To the editor:
The record shows that New Hampshire House Speaker William O'Brien doesn't lead the House, he misleads it.
The most recent example came in the June 8 session. O'Brien lied to the members of the House. Rep. Steve Shurtleff, D-Concord, made a motion that the House take up the veto message to HB 474, the "Right to Work" bill. The Speaker responded "Your motion is out of order." Rep. Cindy Rosenwald, D-Nashua, then rose to make a parliamentary inquiry: "Doesn't House Rule 57 (a) 6 say that this is the time the House would take up messages from the Senate, the governor, and the secretary of state?"
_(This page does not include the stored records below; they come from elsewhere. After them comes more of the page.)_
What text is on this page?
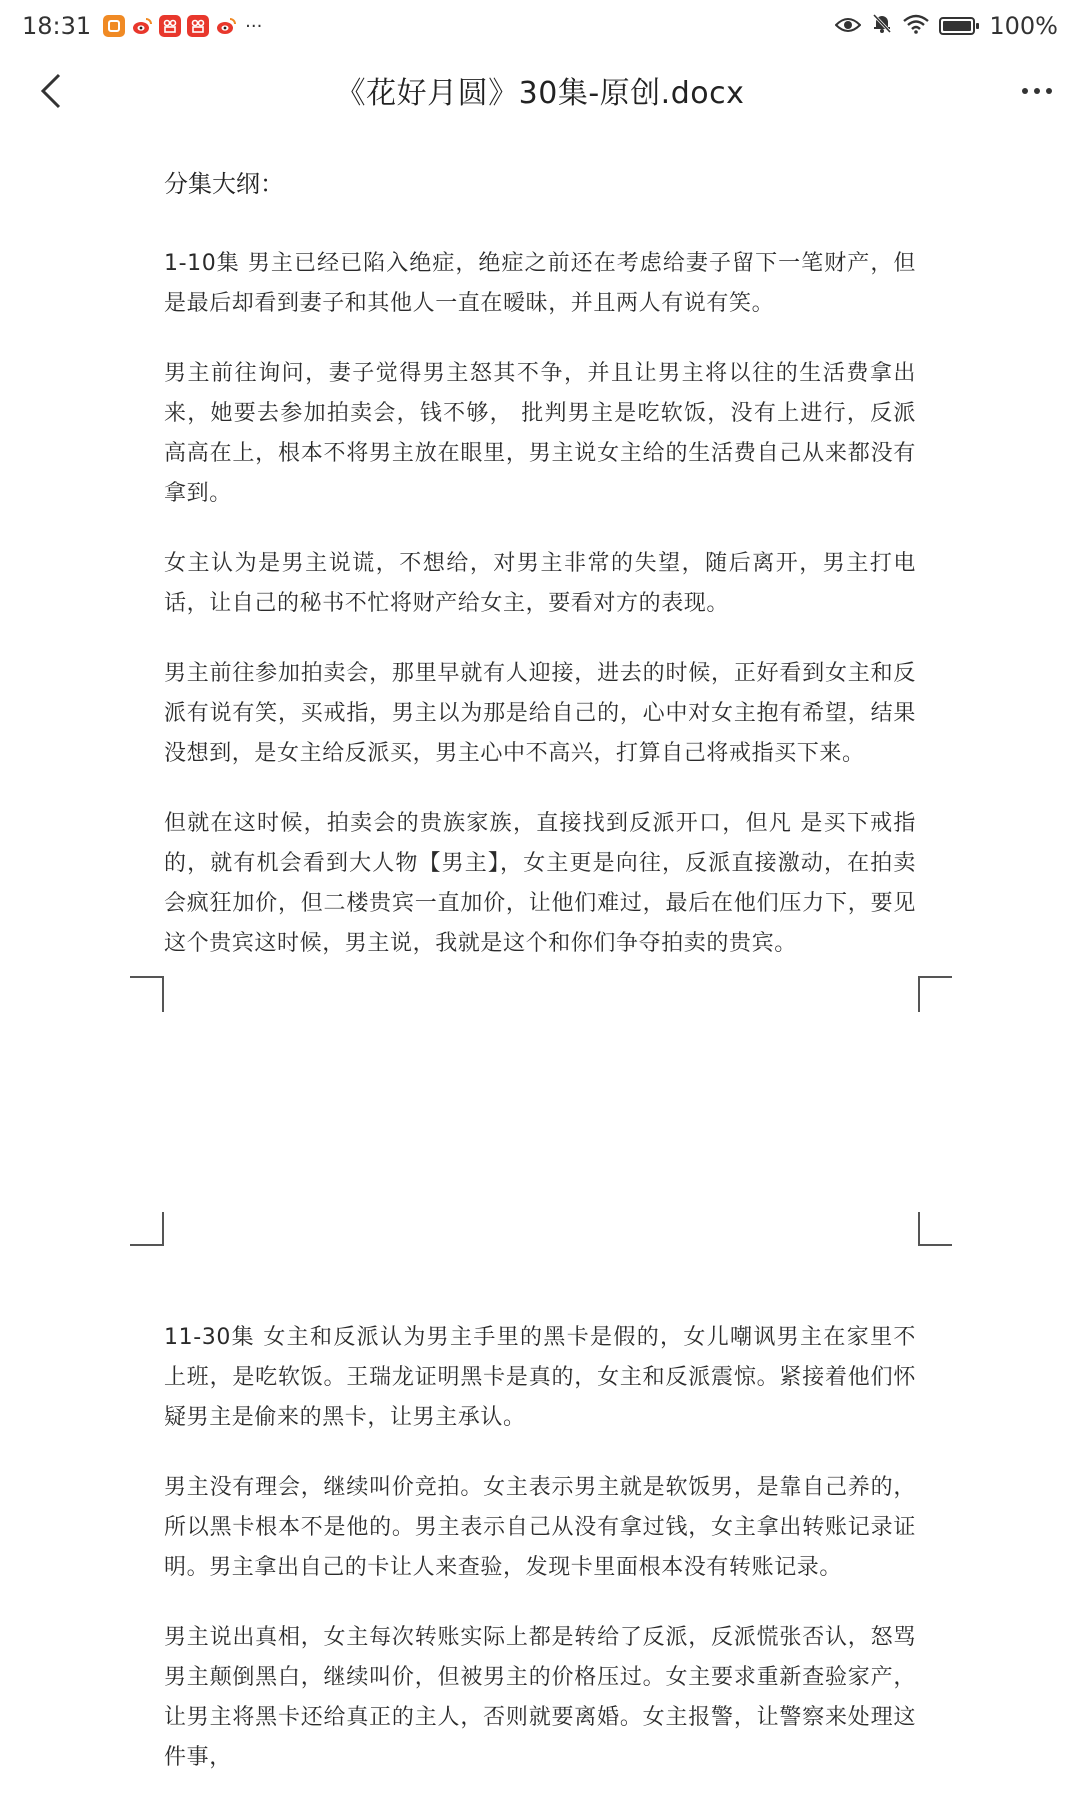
18:31	···	100%
《花好月圆》30集-原创.docx

分集大纲：

1-10集 男主已经已陷入绝症，绝症之前还在考虑给妻子留下一笔财产，但是最后却看到妻子和其他人一直在暧昧，并且两人有说有笑。

男主前往询问，妻子觉得男主怒其不争，并且让男主将以往的生活费拿出来，她要去参加拍卖会，钱不够， 批判男主是吃软饭，没有上进行，反派高高在上，根本不将男主放在眼里，男主说女主给的生活费自己从来都没有拿到。

女主认为是男主说谎，不想给，对男主非常的失望，随后离开，男主打电话，让自己的秘书不忙将财产给女主，要看对方的表现。

男主前往参加拍卖会，那里早就有人迎接，进去的时候，正好看到女主和反派有说有笑，买戒指，男主以为那是给自己的，心中对女主抱有希望，结果没想到，是女主给反派买，男主心中不高兴，打算自己将戒指买下来。

但就在这时候，拍卖会的贵族家族，直接找到反派开口，但凡 是买下戒指的，就有机会看到大人物【男主】，女主更是向往，反派直接激动，在拍卖会疯狂加价，但二楼贵宾一直加价，让他们难过，最后在他们压力下，要见这个贵宾这时候，男主说，我就是这个和你们争夺拍卖的贵宾。

11-30集 女主和反派认为男主手里的黑卡是假的，女儿嘲讽男主在家里不上班，是吃软饭。王瑞龙证明黑卡是真的，女主和反派震惊。紧接着他们怀疑男主是偷来的黑卡，让男主承认。

男主没有理会，继续叫价竞拍。女主表示男主就是软饭男，是靠自己养的，所以黑卡根本不是他的。男主表示自己从没有拿过钱，女主拿出转账记录证明。男主拿出自己的卡让人来查验，发现卡里面根本没有转账记录。

男主说出真相，女主每次转账实际上都是转给了反派，反派慌张否认，怒骂男主颠倒黑白，继续叫价，但被男主的价格压过。女主要求重新查验家产，让男主将黑卡还给真正的主人，否则就要离婚。女主报警，让警察来处理这件事，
The response: "In response to your parliamentary inquiry, once again I'll say the matter is not on the agenda. You might consult with your minority leader who will remind you that on a veto of the medical marijuana bill last time, I stood where you are standing, trying to bring this forward, and that was her ruling as well."
The Speaker apparently forgot that House proceedings are recorded. His assertions were totally false. The record shows that Rep. O'Brien did not make, or attempt to make, any motion with respect to the veto message on medical marijuana (HB 648) in 2009. In 2010, he did make a motion to take up the governor's veto message on HB 276, relative to challenges of voters. Rep. O'Brien was immediately recognized by then-Speaker Terie Norelli and made his motion. She accepted the motion, and it was immediately voted on. His motion was recognized, not denied, as he tried to claim.
Some may believe that misleading the members of the House is an example of effectiveness as a leader, but I doubt that most people would agree.